[Mesa-dev] [PATCH 2/2] i965: Implement color clears using a simple shader in blorp.

Kenneth Graunke kenneth at whitecape.org
Sun Apr 28 00:55:51 PDT 2013


On 04/18/2013 02:25 PM, Eric Anholt wrote:
> The upside is less CPU overhead in fiddling with GL error handling, the
> ability to use the constant color write message in most cases, and no GLSL
> clear shaders appearing in MESA_GLSL=dump output.  The downside is more
> batch flushing and a total recompute of GL state at the end of blorp.
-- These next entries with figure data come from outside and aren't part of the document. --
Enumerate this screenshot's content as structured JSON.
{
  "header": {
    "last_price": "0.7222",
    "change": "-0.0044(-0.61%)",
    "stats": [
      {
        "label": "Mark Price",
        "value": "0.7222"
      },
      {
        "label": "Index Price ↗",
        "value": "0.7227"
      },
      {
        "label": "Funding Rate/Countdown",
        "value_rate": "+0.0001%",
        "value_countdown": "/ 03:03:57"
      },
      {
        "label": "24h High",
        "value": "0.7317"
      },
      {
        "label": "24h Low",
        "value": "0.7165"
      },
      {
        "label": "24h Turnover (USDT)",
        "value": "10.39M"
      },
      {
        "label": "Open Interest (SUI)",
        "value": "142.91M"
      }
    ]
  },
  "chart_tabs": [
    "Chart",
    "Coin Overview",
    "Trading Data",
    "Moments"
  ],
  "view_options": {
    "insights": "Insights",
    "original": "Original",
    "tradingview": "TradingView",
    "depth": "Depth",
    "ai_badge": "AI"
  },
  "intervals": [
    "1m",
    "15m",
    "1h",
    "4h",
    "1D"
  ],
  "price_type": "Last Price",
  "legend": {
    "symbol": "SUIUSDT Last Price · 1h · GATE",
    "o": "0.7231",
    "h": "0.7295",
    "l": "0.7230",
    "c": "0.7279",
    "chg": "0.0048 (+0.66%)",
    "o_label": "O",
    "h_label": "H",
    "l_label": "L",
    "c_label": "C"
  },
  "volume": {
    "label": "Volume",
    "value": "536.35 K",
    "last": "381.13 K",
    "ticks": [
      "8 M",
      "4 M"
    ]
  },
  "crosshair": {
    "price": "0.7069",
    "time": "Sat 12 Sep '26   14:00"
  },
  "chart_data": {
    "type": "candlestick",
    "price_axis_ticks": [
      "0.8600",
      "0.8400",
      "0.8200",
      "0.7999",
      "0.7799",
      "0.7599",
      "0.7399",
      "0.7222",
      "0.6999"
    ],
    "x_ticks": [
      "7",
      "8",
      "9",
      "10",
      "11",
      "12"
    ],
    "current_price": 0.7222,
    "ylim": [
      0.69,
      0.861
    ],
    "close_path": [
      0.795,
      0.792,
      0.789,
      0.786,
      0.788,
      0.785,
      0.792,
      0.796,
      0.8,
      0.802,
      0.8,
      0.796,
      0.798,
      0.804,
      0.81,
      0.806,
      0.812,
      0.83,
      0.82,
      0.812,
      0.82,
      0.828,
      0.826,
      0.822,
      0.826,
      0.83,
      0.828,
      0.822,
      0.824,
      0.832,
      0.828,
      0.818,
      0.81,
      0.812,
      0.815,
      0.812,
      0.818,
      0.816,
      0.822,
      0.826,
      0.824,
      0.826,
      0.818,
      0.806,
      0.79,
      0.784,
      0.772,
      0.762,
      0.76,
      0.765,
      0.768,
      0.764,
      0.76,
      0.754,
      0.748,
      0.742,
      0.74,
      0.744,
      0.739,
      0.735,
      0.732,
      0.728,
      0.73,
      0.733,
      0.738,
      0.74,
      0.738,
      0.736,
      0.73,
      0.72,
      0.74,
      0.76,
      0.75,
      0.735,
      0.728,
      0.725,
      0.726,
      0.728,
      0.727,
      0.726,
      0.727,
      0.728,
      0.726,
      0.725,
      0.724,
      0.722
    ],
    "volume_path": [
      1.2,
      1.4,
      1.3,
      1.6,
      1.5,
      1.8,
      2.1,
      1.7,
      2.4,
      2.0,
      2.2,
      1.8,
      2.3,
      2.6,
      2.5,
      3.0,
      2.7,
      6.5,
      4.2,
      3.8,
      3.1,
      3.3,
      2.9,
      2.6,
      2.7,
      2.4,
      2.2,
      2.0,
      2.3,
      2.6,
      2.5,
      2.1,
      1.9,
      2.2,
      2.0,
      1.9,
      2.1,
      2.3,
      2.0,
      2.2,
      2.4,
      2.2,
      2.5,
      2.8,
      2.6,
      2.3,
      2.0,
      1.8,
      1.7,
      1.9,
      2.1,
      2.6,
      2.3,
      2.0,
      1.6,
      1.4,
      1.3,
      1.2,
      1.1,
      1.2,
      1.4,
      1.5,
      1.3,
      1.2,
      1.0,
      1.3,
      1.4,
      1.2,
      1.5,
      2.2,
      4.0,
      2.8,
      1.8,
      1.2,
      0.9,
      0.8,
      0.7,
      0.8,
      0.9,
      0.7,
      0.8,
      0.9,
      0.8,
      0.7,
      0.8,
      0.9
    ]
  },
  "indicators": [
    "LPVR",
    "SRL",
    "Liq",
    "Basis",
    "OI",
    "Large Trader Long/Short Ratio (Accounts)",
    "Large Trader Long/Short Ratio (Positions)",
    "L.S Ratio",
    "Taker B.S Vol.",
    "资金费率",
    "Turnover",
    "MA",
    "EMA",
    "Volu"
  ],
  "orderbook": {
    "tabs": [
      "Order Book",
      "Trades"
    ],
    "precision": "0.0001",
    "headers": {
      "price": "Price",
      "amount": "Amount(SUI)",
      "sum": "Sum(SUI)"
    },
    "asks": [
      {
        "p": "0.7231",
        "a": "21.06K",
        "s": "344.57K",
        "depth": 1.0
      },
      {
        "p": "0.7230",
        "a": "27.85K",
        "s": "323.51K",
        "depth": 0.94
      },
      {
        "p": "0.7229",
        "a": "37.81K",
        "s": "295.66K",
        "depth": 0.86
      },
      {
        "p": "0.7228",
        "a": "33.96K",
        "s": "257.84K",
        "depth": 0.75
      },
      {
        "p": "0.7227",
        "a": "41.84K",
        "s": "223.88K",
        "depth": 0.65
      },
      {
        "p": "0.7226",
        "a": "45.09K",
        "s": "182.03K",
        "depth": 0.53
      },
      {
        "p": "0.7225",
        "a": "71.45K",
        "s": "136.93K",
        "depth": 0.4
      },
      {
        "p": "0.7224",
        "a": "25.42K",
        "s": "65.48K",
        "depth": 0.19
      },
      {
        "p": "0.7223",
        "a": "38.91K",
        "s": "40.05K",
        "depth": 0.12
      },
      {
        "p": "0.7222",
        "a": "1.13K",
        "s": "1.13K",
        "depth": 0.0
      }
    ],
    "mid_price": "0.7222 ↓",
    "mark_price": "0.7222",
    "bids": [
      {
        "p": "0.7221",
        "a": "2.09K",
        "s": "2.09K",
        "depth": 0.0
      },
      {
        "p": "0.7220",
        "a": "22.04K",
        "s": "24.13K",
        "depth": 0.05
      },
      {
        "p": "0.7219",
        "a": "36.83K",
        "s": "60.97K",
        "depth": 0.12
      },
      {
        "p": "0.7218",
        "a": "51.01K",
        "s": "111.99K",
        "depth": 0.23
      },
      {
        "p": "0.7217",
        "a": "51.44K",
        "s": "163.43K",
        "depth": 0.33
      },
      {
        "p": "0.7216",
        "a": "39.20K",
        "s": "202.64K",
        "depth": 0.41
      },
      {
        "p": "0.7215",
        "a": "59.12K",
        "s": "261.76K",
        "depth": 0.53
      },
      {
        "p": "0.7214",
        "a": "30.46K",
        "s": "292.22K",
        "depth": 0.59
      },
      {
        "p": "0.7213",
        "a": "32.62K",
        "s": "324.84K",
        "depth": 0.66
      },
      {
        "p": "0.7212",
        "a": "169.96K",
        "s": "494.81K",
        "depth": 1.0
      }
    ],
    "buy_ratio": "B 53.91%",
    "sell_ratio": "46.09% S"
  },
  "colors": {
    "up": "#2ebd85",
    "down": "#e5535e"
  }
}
> However, if we're ever going to use the fast color clear feature of CMS
> surfaces, we'll need this anyway since it requires very special state
> setup.
>
> This increases the fail rate of some the GLES3conform ARB_sync tests,
> because of the initial flush at the start of blorp.  The tests already
> intermittently failed (because it's just a bad testing procedure), and we
> can return it to its previous fail rate by fixing the initial flush.
>
> Improves GLB2.7 performance 0.37% +/- 0.11% (n=71/70, outlier removed).
>
> v2: Rename the key member, use the core helper for sRGB, and use
>      BRW_MASK_* enums, fix comment and indentation.
> ---
>   src/mesa/drivers/dri/i965/Makefile.sources    |    1 +
>   src/mesa/drivers/dri/i965/brw_blorp.cpp       |    4 +
>   src/mesa/drivers/dri/i965/brw_blorp.h         |    4 +
>   src/mesa/drivers/dri/i965/brw_blorp_clear.cpp |  305 +++++++++++++++++++++++++
>   src/mesa/drivers/dri/i965/brw_clear.c         |   11 +
>   src/mesa/drivers/dri/i965/brw_context.h       |    1 +
>   src/mesa/drivers/dri/i965/gen6_blorp.cpp      |   21 +-
>   src/mesa/drivers/dri/i965/gen7_blorp.cpp      |   12 +-
>   8 files changed, 345 insertions(+), 14 deletions(-)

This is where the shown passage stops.